Counties stare at cash crisis as they head to new financial year without funds

Counties stare at cash crisis as they head to new financial year without funds

This mirrors last year’s situation, when counties missed out on Sh30 billion by the June 30 deadline, only receiving funds too late for meaningful project implementation.

County governments are set to begin the 2024–25 financial year without the full release of their equitable share from the National Treasury.

Over Sh62 billion meant for May and June remains unpaid, with Treasury officials confirming the delay will spill over into the next financial year, despite legal requirements for timely disbursement.

Controller of Budget Margaret Nyakang’o confirmed the backlog and expressed doubt that all the funds will be released by the end of June.

“Treasury says they could release the May funds in the last week of the financial year. But they are categorical that June disbursements will be done in the next financial year,” she said as quoted by the Star.

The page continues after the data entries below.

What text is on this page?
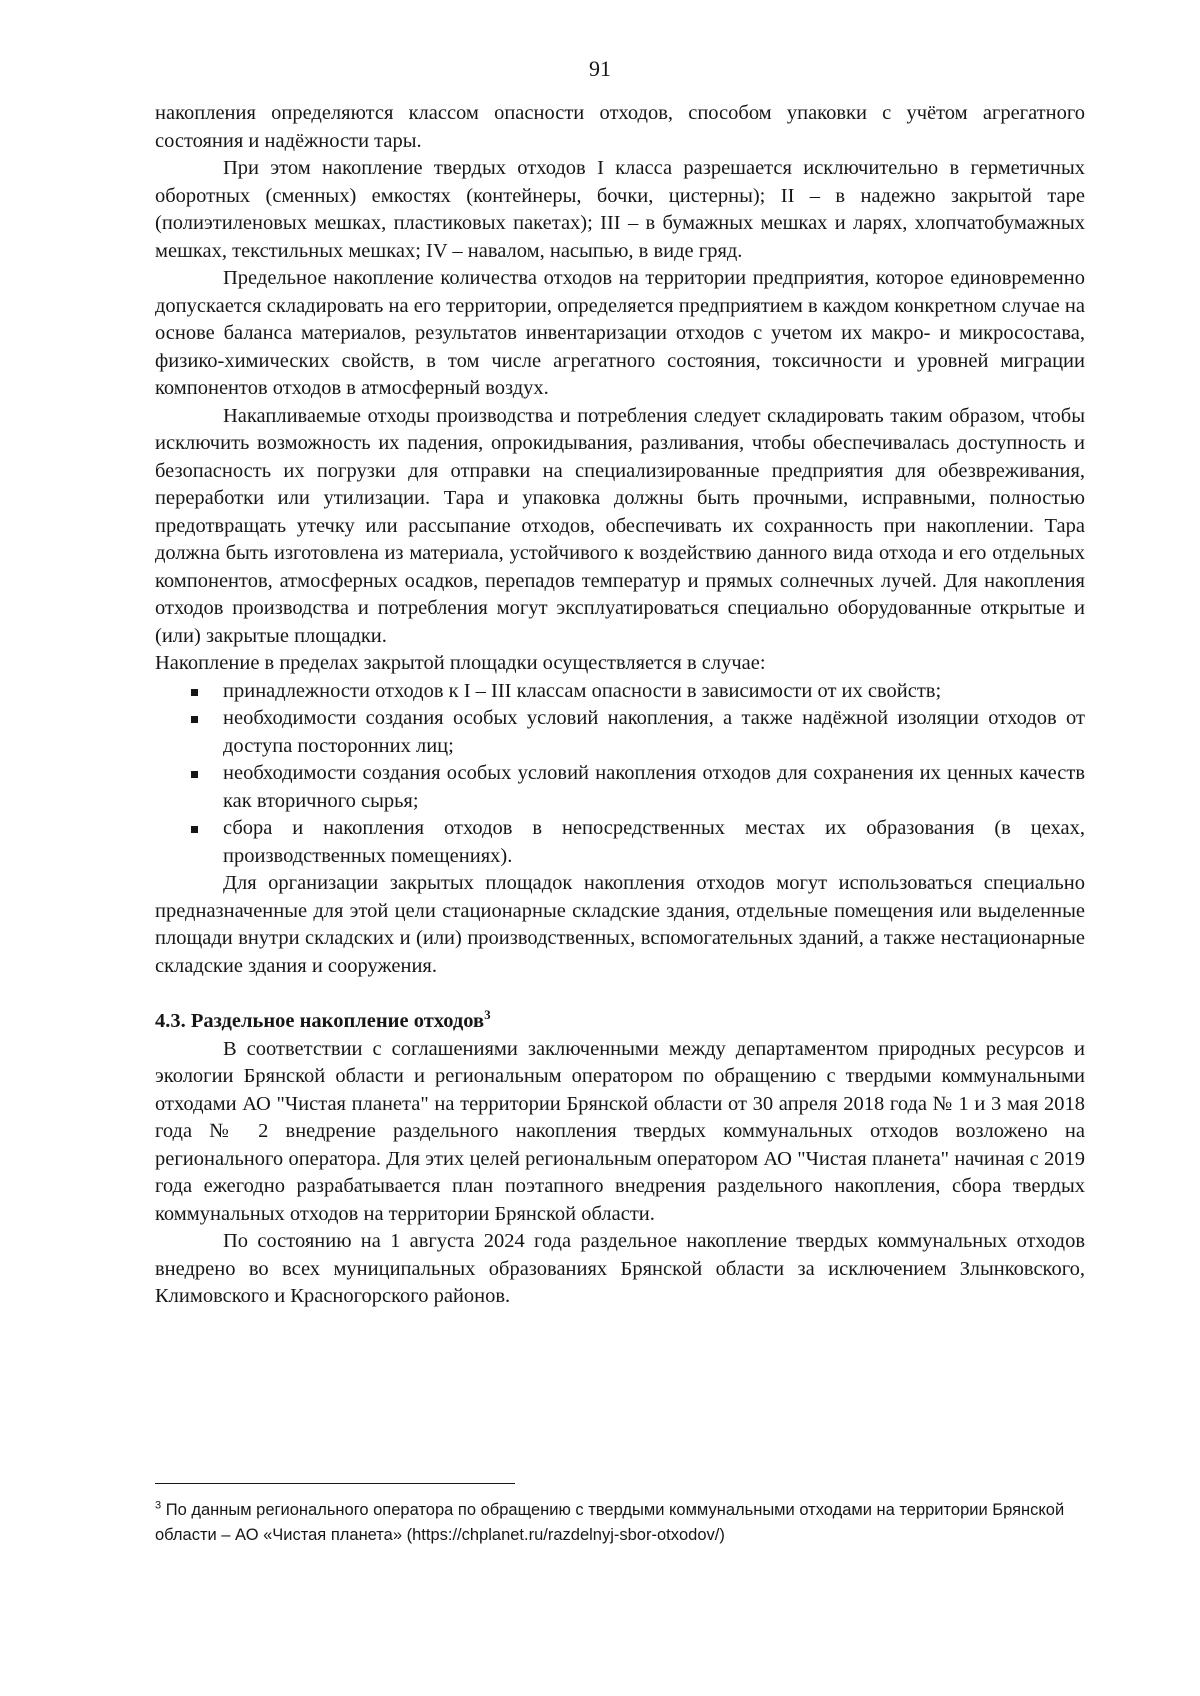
91

накопления определяются классом опасности отходов, способом упаковки с учётом агрегатного состояния и надёжности тары.

При этом накопление твердых отходов I класса разрешается исключительно в герметичных оборотных (сменных) емкостях (контейнеры, бочки, цистерны); II – в надежно закрытой таре (полиэтиленовых мешках, пластиковых пакетах); III – в бумажных мешках и ларях, хлопчатобумажных мешках, текстильных мешках; IV – навалом, насыпью, в виде гряд.

Предельное накопление количества отходов на территории предприятия, которое единовременно допускается складировать на его территории, определяется предприятием в каждом конкретном случае на основе баланса материалов, результатов инвентаризации отходов с учетом их макро- и микросостава, физико-химических свойств, в том числе агрегатного состояния, токсичности и уровней миграции компонентов отходов в атмосферный воздух.

Накапливаемые отходы производства и потребления следует складировать таким образом, чтобы исключить возможность их падения, опрокидывания, разливания, чтобы обеспечивалась доступность и безопасность их погрузки для отправки на специализированные предприятия для обезвреживания, переработки или утилизации. Тара и упаковка должны быть прочными, исправными, полностью предотвращать утечку или рассыпание отходов, обеспечивать их сохранность при накоплении. Тара должна быть изготовлена из материала, устойчивого к воздействию данного вида отхода и его отдельных компонентов, атмосферных осадков, перепадов температур и прямых солнечных лучей. Для накопления отходов производства и потребления могут эксплуатироваться специально оборудованные открытые и (или) закрытые площадки.

Накопление в пределах закрытой площадки осуществляется в случае:

принадлежности отходов к I – III классам опасности в зависимости от их свойств;
необходимости создания особых условий накопления, а также надёжной изоляции отходов от доступа посторонних лиц;
необходимости создания особых условий накопления отходов для сохранения их ценных качеств как вторичного сырья;
сбора и накопления отходов в непосредственных местах их образования (в цехах, производственных помещениях).

Для организации закрытых площадок накопления отходов могут использоваться специально предназначенные для этой цели стационарные складские здания, отдельные помещения или выделенные площади внутри складских и (или) производственных, вспомогательных зданий, а также нестационарные складские здания и сооружения.

4.3. Раздельное накопление отходов$^3$

В соответствии с соглашениями заключенными между департаментом природных ресурсов и экологии Брянской области и региональным оператором по обращению с твердыми коммунальными отходами АО "Чистая планета" на территории Брянской области от 30 апреля 2018 года № 1 и 3 мая 2018 года № 2 внедрение раздельного накопления твердых коммунальных отходов возложено на регионального оператора. Для этих целей региональным оператором АО "Чистая планета" начиная с 2019 года ежегодно разрабатывается план поэтапного внедрения раздельного накопления, сбора твердых коммунальных отходов на территории Брянской области.

По состоянию на 1 августа 2024 года раздельное накопление твердых коммунальных отходов внедрено во всех муниципальных образованиях Брянской области за исключением Злынковского, Климовского и Красногорского районов.

$^3$ По данным регионального оператора по обращению с твердыми коммунальными отходами на территории Брянской области – АО «Чистая планета» (https://chplanet.ru/razdelnyj-sbor-otxodov/)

This mirrors last year’s situation, when counties missed out on Sh30 billion by the June 30 deadline, only receiving funds too late for meaningful project implementation.

In the 2022–23 financial year, more than Sh60 billion was released at the tail end, while in 2021–22, Sh30 billion was delayed until August.

The repeated delays have sparked concern among governors, budget watchdogs, and analysts. They say the erratic release of funds is disrupting services, stalling development, and piling up pending bills and audit risks.

“We demand that the National Treasury immediately release the funds owed to counties, failing which, county governments will have no choice but to shut down operations completely,” said Council of Governors chairperson Ahmed Abdullahi.

Nyakang’o’s latest county expenditure report reveals that the delays are pushing counties deeper into debt, with some forced to borrow to keep basic operations going.

By the end of March, counties had borrowed over Sh20 billion, mostly from banks and Saccos. The figure could be even higher, as some counties failed to disclose their borrowing.

With only days left before the new fiscal year begins, pressure is growing on the Treasury to fix its disbursement system.

Under the Public Finance Management Act, the Treasury is required to release the counties’ share of revenue by the 15th of every month. In reality, funds often arrive late, sometimes on the last day of the year.

Treasury blames cash flow problems and competing national demands, but critics argue it is unfairly prioritising national government operations over counties.

Although counties have other income sources, most rely heavily on the equitable share for basic operations, including paying staff.

The continued delays now threaten to reverse progress made under devolution, with experts warning that without urgent reforms to ensure timely, transparent, and fair disbursements, the financial squeeze could cripple county governments.